Results and discussion

Structural properties of cancer networks

The structural parameters of the largest connected cluster of the network using dataset described in the materials and methods section, are summarized in the Table 1.

Table 1 Network parameters for both the normal and disease networks. The total number of proteins N collected using various databases (described in the Method section), number of proteins in the largest connected cluster NLCC and connections NCLCC, the average degree 〈k〉, average clustering coefficient 〈CC〉, the number of nodes having CC = 1 in the whole network (NCC) and the average IPR of both the networks

The degree distribution ρ(k) of both the networks follow the power law (Figure 1) indicating the presence of very high degree nodes. These nodes are known to keep the network robust against random external perturbations, as well as have been found to be functionally important in many pathways16. The degree and CC of the normal and the disease networks are negatively correlated (Figure 1), as found in the case of other biological systems17. As mentioned in the Table 1, the average CC of both the networks is high as exhibited by most of the biological systems investigated under network theory framework indicating presence of functional modules10. What follows that the disease and normal networks exhibit overall similar statistics for widely investigated structural properties but the crucial differences between them which are of potential importance, are revealed through the analysis of cliques structures and spectra. As reflected in Table 1, the disease network bears less number of nodes with CC = 1 than the normal one. The value of CC for a node being one reflects the formation of complete subgraph or clique comprising of that node. The higher value of average CC implicates the presence of high number of clique structure in a network18. Further, cliques are known as building blocks of a network for making the underlying system more robust19 and stable20. Additionally nodes forming cliques structure are known to be preserved during evolution21. What follows that the disease network having less cliques of order three as well as less number of nodes with CC being one as compared to the normal one indicate that there is a demolition of building blocks in the disease state, which may be leading to a more unstable underlying system and might be one of the reasons behind occurrence of the disease.

Figure 1
figure 1

Degree distribution and degree-CC correlations for the normal and disease networks.

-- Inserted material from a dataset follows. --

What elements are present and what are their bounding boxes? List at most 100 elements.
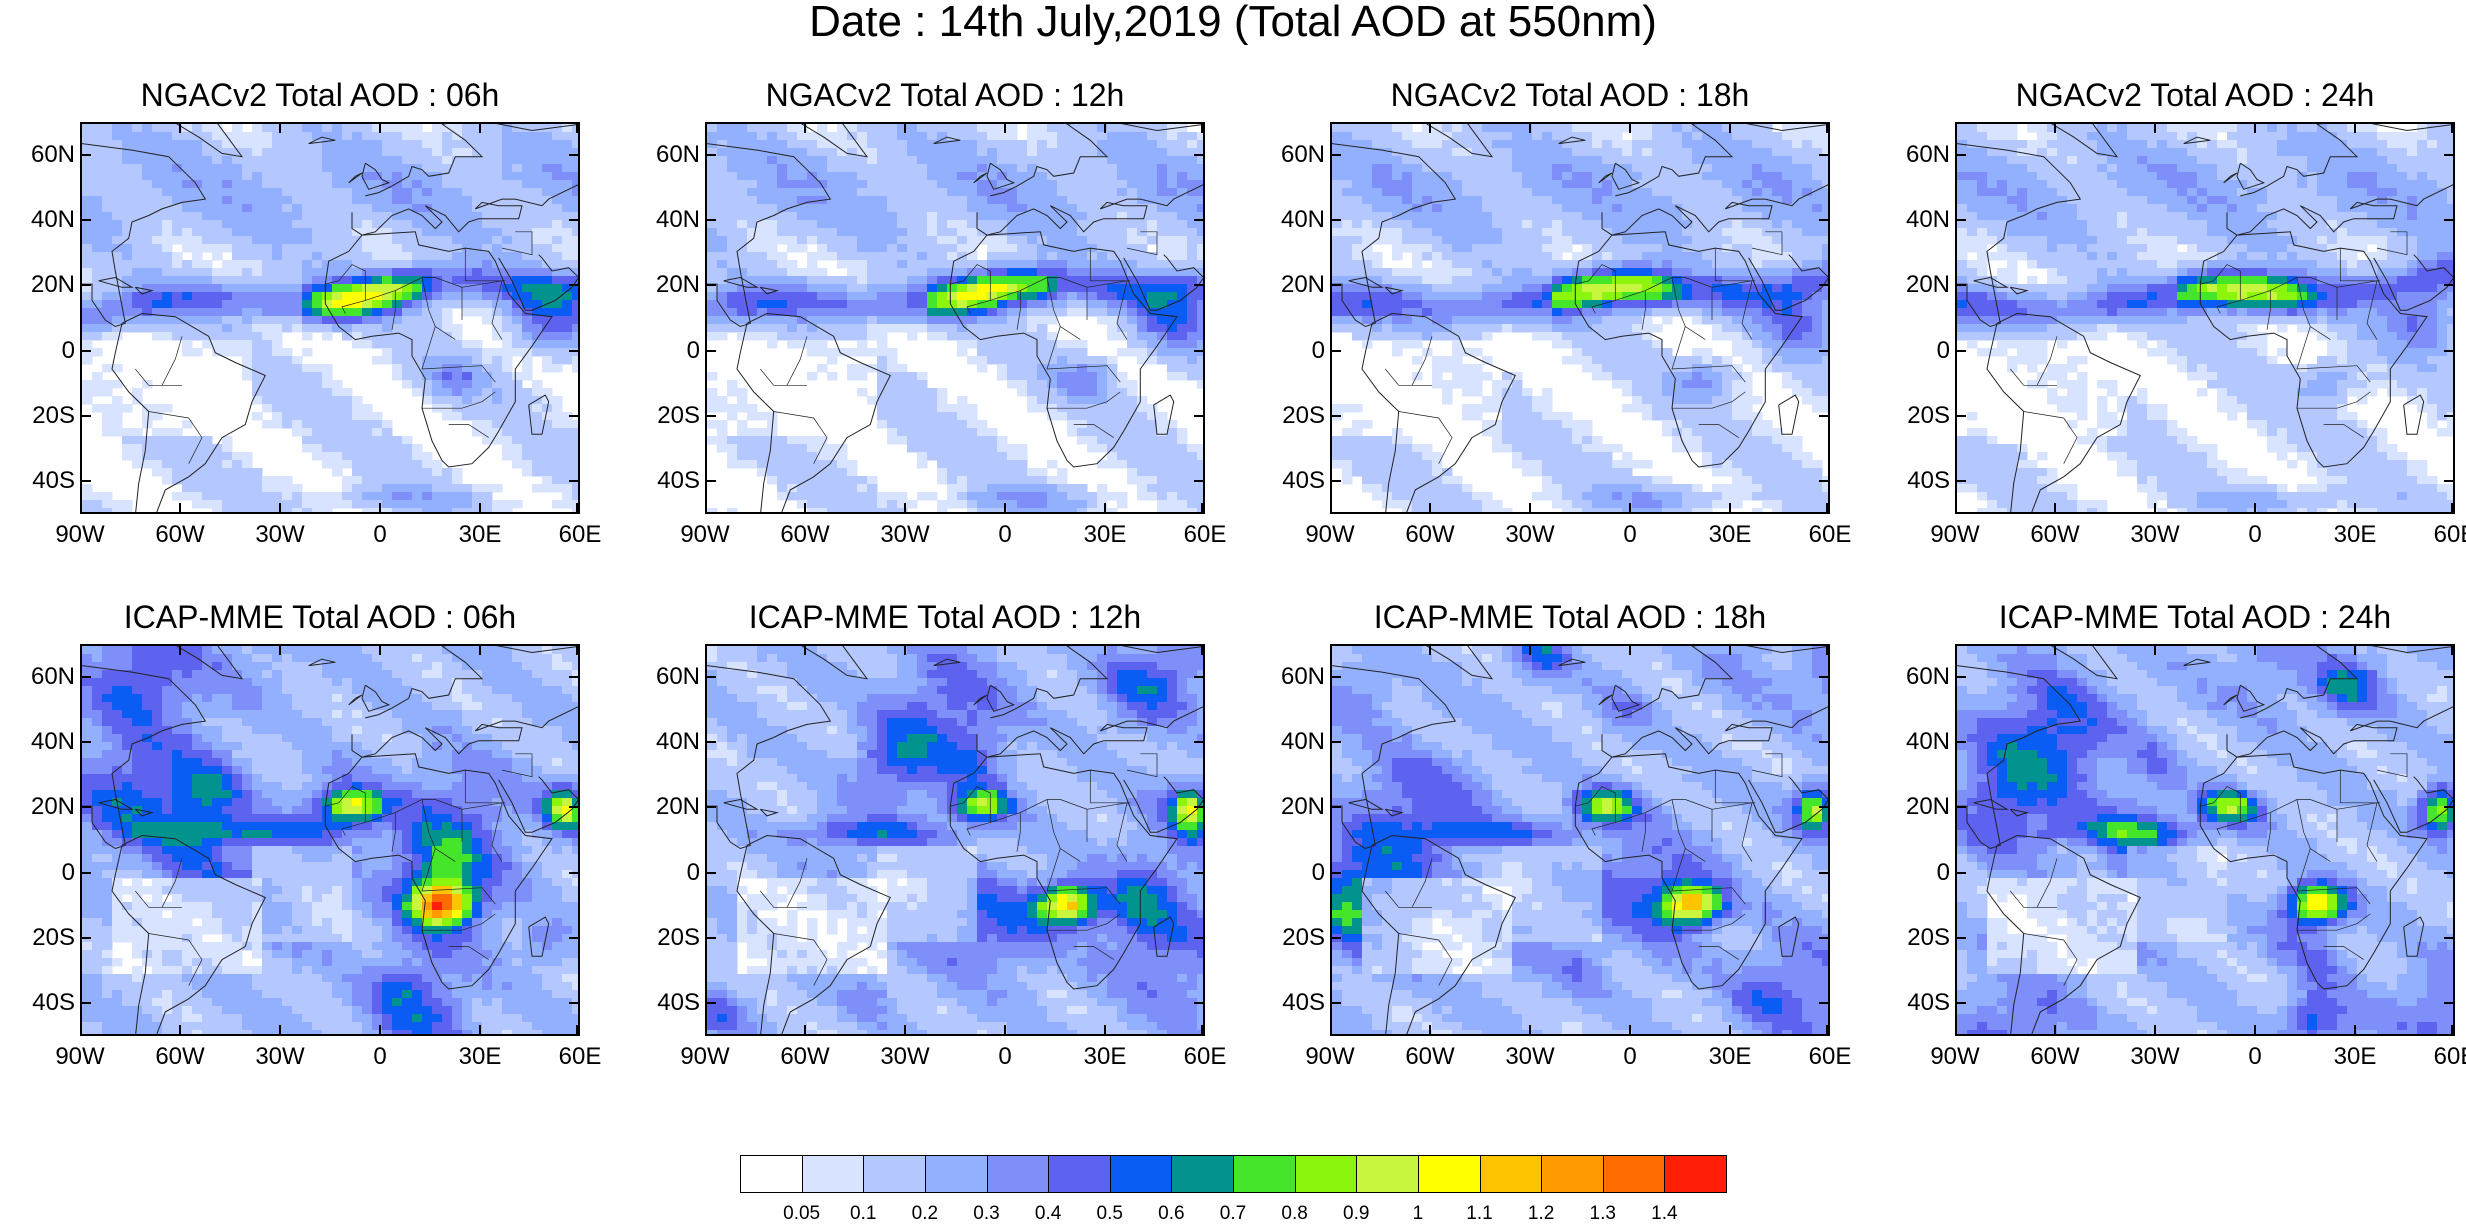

Left panel of the normal network show that the degree distribution follows power law and the degree clustering coefficient correlation shows are negatively correlated. The right panel gives us the same results for the disease networks.

The importance of clique structures would become more clear after we explain spectral properties and local patterns of top contributing nodes (TCNs) appearing in the spectral analysis performed under the powerful framework of RMT. This analysis not only reveals functionally important proteins but also helps in uncovering importance of structural pattern in the disease network. In the following, we provide the results pertaining to the global spectral properties, eigenvalue fluctuations and properties of nodes appearing in the localized eigenvectors. These are the most frequently used techniques in RMT for analysis of spectral properties in order to achieve a comprehensive understanding of the underlying complex system.

Universality and the deviation from the same

The eigenvalue statistics reflects typical triangular shape with the tail of the distribution (Figure 2) relating with the exponent of the power law of degree distribution as observed for many other biological and real world networks22,23. Both the disease and normal networks have about 30% eigenstates with zero eigenvalues. This high degeneracy at zero is not surprising as many of the biological networks have been shown to yield very high degeneracy at zero22.

Figure 2
figure 2

Eigenvalue distribution of both normal and disease networks.

The plots depict triangular distribution for both the networks with a high degeneracy at zero.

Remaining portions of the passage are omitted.